Fu nel 2008 che uscì il libro “Uomini e caporali” in cui un giovane giornalista e scrittore tarantino, Alessandro Leogrande, purtroppo in seguito prematuramente scomparso, aprì uno squarcio sul drammatico sfruttamento dei raccoglitori di pomodori in Capitanata.
Questi nuovi braccianti, non più italiani, ma stranieri di diversa provenienza, erano costretti a lavorare in situazione di sfruttamento estreme, al limite della schiavitù, ricontestualizzando situazioni descritte in passato in romanzi come “Fontamara” di Ignazio Silone e “Cristo si è fermato a Eboli” di Carlo Levi.
La considerazione che trapela dalla frase riportata porta a rilevare una cortina di omertà che si cela sulle condizioni di vita in cui quei lavoratori sono soggetti.
A oltre quindici anni da quel drammatico romanzo-inchiesta, ritengo di poter immaginare che la situazione dello sfruttamento lavorativo, in Italia e nel mondo, è ancora lungi dall’essersi estinta.
E mi riferisco non soltanto al contesto agricolo. Infatti l’incredibile evoluzione delle forme nuove di lavoro – pensiamo ai call center, alle vendite online legate alle consegne a domicilio, nonché al sottobosco mondiale delle delocalizzazioni e alle migrazioni, stagionali e non – credo contribuisca molto più facilmente che in passato all’insorgenza di situazioni di sfruttamento estremo. Magari ora in modo più subdolo e sfuggente.

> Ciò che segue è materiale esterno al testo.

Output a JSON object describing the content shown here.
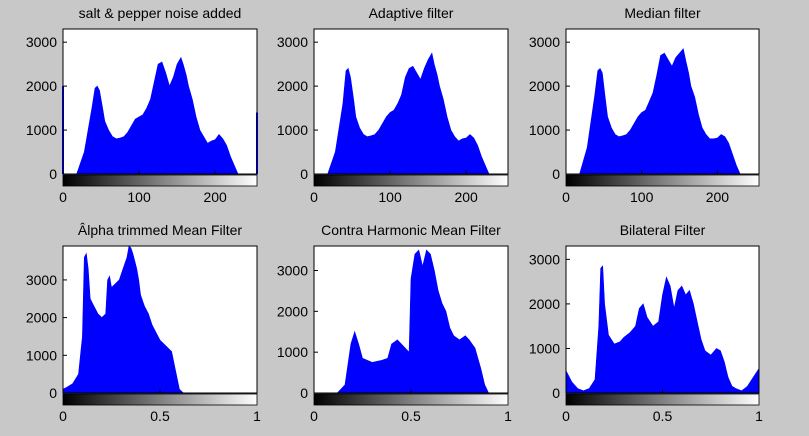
{
  "figure": {
    "background": "#c8c8c8",
    "bar_color": "#0000ff"
  },
  "chart_data": [
    {
      "type": "histogram",
      "title": "salt & pepper noise added",
      "xlim": [
        0,
        255
      ],
      "ylim": [
        0,
        3300
      ],
      "xticks": [
        0,
        100,
        200
      ],
      "xtick_labels": [
        "0",
        "100",
        "200"
      ],
      "yticks": [
        0,
        1000,
        2000,
        3000
      ],
      "ytick_labels": [
        "0",
        "1000",
        "2000",
        "3000"
      ],
      "x": [
        0,
        18,
        28,
        38,
        42,
        45,
        48,
        52,
        55,
        60,
        65,
        70,
        75,
        80,
        85,
        90,
        95,
        100,
        105,
        110,
        115,
        120,
        125,
        130,
        135,
        140,
        145,
        150,
        155,
        158,
        162,
        165,
        170,
        175,
        180,
        185,
        190,
        195,
        200,
        205,
        210,
        215,
        220,
        225,
        230,
        240,
        255
      ],
      "values": [
        0,
        0,
        500,
        1500,
        1950,
        2000,
        1900,
        1500,
        1200,
        1000,
        850,
        800,
        820,
        850,
        950,
        1100,
        1250,
        1300,
        1350,
        1500,
        1700,
        2100,
        2500,
        2550,
        2300,
        2000,
        2200,
        2500,
        2650,
        2500,
        2250,
        2000,
        1700,
        1300,
        1000,
        850,
        700,
        750,
        780,
        900,
        800,
        650,
        400,
        200,
        0,
        0,
        0
      ],
      "spikes": [
        [
          0,
          2000
        ],
        [
          255,
          1400
        ]
      ]
    },
    {
      "type": "histogram",
      "title": "Adaptive filter",
      "xlim": [
        0,
        255
      ],
      "ylim": [
        0,
        3300
      ],
      "xticks": [
        0,
        100,
        200
      ],
      "xtick_labels": [
        "0",
        "100",
        "200"
      ],
      "yticks": [
        0,
        1000,
        2000,
        3000
      ],
      "ytick_labels": [
        "0",
        "1000",
        "2000",
        "3000"
      ],
      "x": [
        0,
        18,
        28,
        38,
        42,
        45,
        48,
        52,
        55,
        60,
        65,
        70,
        75,
        80,
        85,
        90,
        95,
        100,
        105,
        110,
        115,
        120,
        125,
        130,
        135,
        140,
        145,
        150,
        155,
        158,
        162,
        165,
        170,
        175,
        180,
        185,
        190,
        195,
        200,
        205,
        210,
        215,
        220,
        225,
        230,
        240,
        255
      ],
      "values": [
        0,
        0,
        500,
        1600,
        2350,
        2400,
        2200,
        1700,
        1300,
        1050,
        900,
        850,
        870,
        900,
        1000,
        1150,
        1300,
        1400,
        1450,
        1600,
        1800,
        2200,
        2400,
        2450,
        2300,
        2150,
        2400,
        2600,
        2750,
        2500,
        2250,
        2000,
        1700,
        1300,
        1000,
        850,
        750,
        800,
        820,
        900,
        820,
        650,
        400,
        200,
        0,
        0,
        0
      ],
      "spikes": []
    },
    {
      "type": "histogram",
      "title": "Median filter",
      "xlim": [
        0,
        255
      ],
      "ylim": [
        0,
        3300
      ],
      "xticks": [
        0,
        100,
        200
      ],
      "xtick_labels": [
        "0",
        "100",
        "200"
      ],
      "yticks": [
        0,
        1000,
        2000,
        3000
      ],
      "ytick_labels": [
        "0",
        "1000",
        "2000",
        "3000"
      ],
      "x": [
        0,
        18,
        28,
        38,
        42,
        45,
        48,
        52,
        55,
        60,
        65,
        70,
        75,
        80,
        85,
        90,
        95,
        100,
        105,
        110,
        115,
        120,
        125,
        130,
        135,
        140,
        145,
        150,
        155,
        158,
        162,
        165,
        170,
        175,
        180,
        185,
        190,
        195,
        200,
        205,
        210,
        215,
        220,
        225,
        230,
        240,
        255
      ],
      "values": [
        0,
        0,
        600,
        1800,
        2350,
        2400,
        2300,
        1700,
        1300,
        1050,
        900,
        850,
        870,
        900,
        1000,
        1150,
        1300,
        1400,
        1450,
        1650,
        1850,
        2250,
        2700,
        2750,
        2600,
        2450,
        2650,
        2750,
        2850,
        2600,
        2300,
        2000,
        1750,
        1350,
        1050,
        900,
        800,
        800,
        820,
        900,
        850,
        700,
        450,
        200,
        0,
        0,
        0
      ],
      "spikes": []
    },
    {
      "type": "histogram",
      "title": "Âlpha trimmed Mean Filter",
      "xlim": [
        0,
        1
      ],
      "ylim": [
        0,
        3900
      ],
      "xticks": [
        0,
        0.5,
        1
      ],
      "xtick_labels": [
        "0",
        "0.5",
        "1"
      ],
      "yticks": [
        0,
        1000,
        2000,
        3000
      ],
      "ytick_labels": [
        "0",
        "1000",
        "2000",
        "3000"
      ],
      "x": [
        0,
        0.02,
        0.05,
        0.08,
        0.1,
        0.11,
        0.12,
        0.13,
        0.14,
        0.16,
        0.18,
        0.2,
        0.22,
        0.23,
        0.24,
        0.25,
        0.27,
        0.29,
        0.31,
        0.33,
        0.34,
        0.35,
        0.36,
        0.37,
        0.38,
        0.39,
        0.4,
        0.42,
        0.44,
        0.46,
        0.48,
        0.5,
        0.52,
        0.54,
        0.56,
        0.58,
        0.6,
        0.62,
        1
      ],
      "values": [
        100,
        150,
        250,
        500,
        1500,
        3600,
        3700,
        3300,
        2500,
        2300,
        2100,
        2000,
        2100,
        3000,
        3100,
        2800,
        2900,
        3000,
        3300,
        3600,
        3900,
        3850,
        3700,
        3500,
        3300,
        3000,
        2600,
        2300,
        2100,
        1800,
        1600,
        1400,
        1300,
        1200,
        1100,
        600,
        100,
        0,
        0
      ],
      "spikes": []
    },
    {
      "type": "histogram",
      "title": "Contra Harmonic Mean Filter",
      "xlim": [
        0,
        1
      ],
      "ylim": [
        0,
        3600
      ],
      "xticks": [
        0,
        0.5,
        1
      ],
      "xtick_labels": [
        "0",
        "0.5",
        "1"
      ],
      "yticks": [
        0,
        1000,
        2000,
        3000
      ],
      "ytick_labels": [
        "0",
        "1000",
        "2000",
        "3000"
      ],
      "x": [
        0,
        0.12,
        0.16,
        0.19,
        0.21,
        0.23,
        0.25,
        0.3,
        0.35,
        0.38,
        0.4,
        0.43,
        0.46,
        0.49,
        0.5,
        0.52,
        0.54,
        0.56,
        0.58,
        0.6,
        0.62,
        0.64,
        0.66,
        0.68,
        0.7,
        0.72,
        0.75,
        0.78,
        0.8,
        0.83,
        0.86,
        0.88,
        0.9,
        1
      ],
      "values": [
        0,
        0,
        200,
        1200,
        1500,
        1200,
        850,
        750,
        800,
        850,
        1200,
        1300,
        1150,
        1000,
        2800,
        3400,
        3500,
        3100,
        3500,
        3400,
        3000,
        2500,
        2200,
        2000,
        1600,
        1400,
        1300,
        1400,
        1300,
        1100,
        600,
        200,
        0,
        0
      ],
      "spikes": []
    },
    {
      "type": "histogram",
      "title": "Bilateral Filter",
      "xlim": [
        0,
        1
      ],
      "ylim": [
        0,
        3300
      ],
      "xticks": [
        0,
        0.5,
        1
      ],
      "xtick_labels": [
        "0",
        "0.5",
        "1"
      ],
      "yticks": [
        0,
        1000,
        2000,
        3000
      ],
      "ytick_labels": [
        "0",
        "1000",
        "2000",
        "3000"
      ],
      "x": [
        0,
        0.03,
        0.06,
        0.09,
        0.12,
        0.15,
        0.17,
        0.18,
        0.19,
        0.2,
        0.22,
        0.25,
        0.28,
        0.3,
        0.33,
        0.36,
        0.38,
        0.4,
        0.42,
        0.45,
        0.48,
        0.5,
        0.52,
        0.54,
        0.56,
        0.58,
        0.6,
        0.62,
        0.64,
        0.66,
        0.68,
        0.7,
        0.72,
        0.75,
        0.78,
        0.8,
        0.82,
        0.84,
        0.86,
        0.88,
        0.91,
        0.94,
        0.97,
        1
      ],
      "values": [
        500,
        250,
        100,
        50,
        100,
        300,
        1500,
        2800,
        2850,
        2000,
        1300,
        1100,
        1150,
        1250,
        1350,
        1500,
        1900,
        2000,
        1700,
        1500,
        1600,
        2200,
        2600,
        2400,
        1900,
        2300,
        2400,
        2200,
        2300,
        2000,
        1600,
        1200,
        950,
        850,
        1000,
        950,
        700,
        350,
        150,
        100,
        50,
        150,
        350,
        550
      ],
      "spikes": []
    }
  ]
}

Senza voler andare oltre nell’indagine, che esula dal presente ambito, bisognerebbe rifarsi ad un monito di Papa Francesco allorquando ha richiamato la necessità di non dimenticare mai le condizioni in cui la persona svolge un’attività lavorativa. Solo così non correremmo il rischio di far subire una mutazione ad una famosa frase che diverrebbe, con un gioco di parole: “Il lavoro snobilita l’uomo”.